In search of polar bears in Churchill
Pam from our Marketing team travelled to Churchill in northern Canada in October on a 5-night Classic Polar Bear Adventure in a quest to find great white bears.
With my trip to Churchill fast approaching, there the excitement at the prospect of getting up close and personal to the world’s largest land predator was undoubtedly starting to build. How many would I see? How close would I get? Would my photographs be award-winning?
I also couldn’t help but wonder if my forthcoming encounter with the symbol of the Arctic would draw parallels to my experience meeting the icons of the southern Polar region, penguins. Having been privileged to visit Antarctica a few years ago and enjoy some magical moments amidst colonies of gentoo and Adelie, the thought of now witnessing polar bears in their natural habitat seemed somewhat symbiotic.
I can still vividly recall the moments before my first landing on the South Shetland Islands after two days at sea crossing the Drake Passage and the incredible expectation of seeing penguins up-close for the very first time. I was literally shaking with excitement. Would it be the same for my first polar bear sighting? I was after all visiting the ‘Polar Bear Capital of the World’, so called because of the extraordinarily high concentration of bears that congregate in this relatively small area on the edge of Hudson Bay each autumn waiting for the sea ice to form. Entirely on the animals’ terms, this unique gathering is a blessing for wildlife enthusiasts.
Much like visiting Antarctica, I could feel the excitement growing incrementally, with each segment of my journey raising anticipation levels. First the arrival in Toronto, Canada and onwards to Winnipeg, Manitoba to rendezvous with the group.
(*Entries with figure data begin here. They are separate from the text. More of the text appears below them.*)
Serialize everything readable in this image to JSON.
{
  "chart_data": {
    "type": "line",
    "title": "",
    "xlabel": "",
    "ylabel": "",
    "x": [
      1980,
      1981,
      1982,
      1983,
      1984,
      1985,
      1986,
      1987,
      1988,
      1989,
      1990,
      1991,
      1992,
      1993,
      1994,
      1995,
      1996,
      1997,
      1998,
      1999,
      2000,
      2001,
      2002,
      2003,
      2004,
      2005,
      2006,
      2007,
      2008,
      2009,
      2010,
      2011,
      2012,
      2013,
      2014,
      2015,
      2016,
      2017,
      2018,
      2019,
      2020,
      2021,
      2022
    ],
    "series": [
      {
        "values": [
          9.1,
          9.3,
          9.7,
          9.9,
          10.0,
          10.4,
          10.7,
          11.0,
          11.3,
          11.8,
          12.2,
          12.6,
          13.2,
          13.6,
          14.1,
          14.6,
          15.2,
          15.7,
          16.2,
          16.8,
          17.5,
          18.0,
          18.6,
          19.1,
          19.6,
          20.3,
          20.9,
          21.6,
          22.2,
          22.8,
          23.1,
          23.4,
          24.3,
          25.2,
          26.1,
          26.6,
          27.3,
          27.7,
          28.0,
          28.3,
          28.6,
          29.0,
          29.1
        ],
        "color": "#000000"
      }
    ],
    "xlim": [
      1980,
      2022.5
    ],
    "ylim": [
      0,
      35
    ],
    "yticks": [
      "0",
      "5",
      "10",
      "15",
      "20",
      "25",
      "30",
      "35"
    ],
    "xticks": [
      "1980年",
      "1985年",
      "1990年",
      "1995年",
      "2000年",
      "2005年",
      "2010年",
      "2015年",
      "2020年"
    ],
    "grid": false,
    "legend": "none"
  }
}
Then the charter flight north the next day to the remote sub-Arctic outpost of Churchill. Next, an unscheduled detour within 20 minutes of arrival to track a lone bear wandering on the outskirts of town (and thus in the designated exclusion zone). Finally, setting off in a Polar Rover – a wonderful, purpose-built beast of a vehicle with 5′ tyres and exterior viewing platform – for our first outing on the tundra. My anticipation meter was definitely reaching critical mass.
Fast forward thirty minutes or so and something was malfunctioning with the meter – it was dropping! Despite 17 pairs of eyes trained on every visible expanse of tundra, there were no bears to be seen. Within seconds of making land in Antarctica I’d been surrounded by penguins and had hardly been able to keep my hands still to take photographs, such was the adrenaline rush.
Where were the bears?
It was time for a reality check. Despite my hopes for bookend Polar encounters, the reality is that the natural habitat and behaviour of penguins and polar bears make for very different wildlife experiences. Penguins reside in colonies, large colonies scattered over beaches, hillsides and plains that they are content to share with visitors. While humans are requested not approach closer than around ten foot of a bird, there is no such limit on curious penguins approaching humans.
In short, when it comes to viewing polar bears, much like whale watching for instance, patience is a prerequisite.
In contrast, up-close interaction with polar bears is not considered a sensible option for either human or bear (unless from within the confines of a vehicle). They are generally solitary creatures, mostly spotted alone or sometimes with cubs. Even with the high density (relatively speaking) of bears on the tundra around Churchill, they tolerate each other rather than actively seek company. In short, when it comes to viewing polar bears, much like whale watching for instance, patience is a prerequisite. So, managing my expectations, I reset my excitement meter, reached for my binoculars and prepared for a heroic search.
Naturally, moments later we spotted our first bear. And then another. Typical! And oh yes, exciting! Totally transfixed and with my heart beating faster again, we drove off along the designated tundra trail for a closer look.
Then something rather wonderful happened. A sudden and rather determined shout from our group members in the rear of the Rover drew our attention to the polar bear, that is, the largest land predator in the world, sitting only meters away casually relaxing in the low-lying willows and calmly watching us. Bear! A big bear! Right there! OK, now my hands were shaking…
The resulting photographs were not the finest I’d ever taken and nor was this the best of numerous encounters we had with polar bears over the course of two further full days on the tundra – a majestic creature approaching from a distance across a frozen pond and coolly walking up to our Rover for a closer look, before disappearing into the foliage was undoubtedly the most thrilling encounter – but as first interaction goes, the sleepy bear laying in the willows as the late afternoon light faded, was pretty amazing.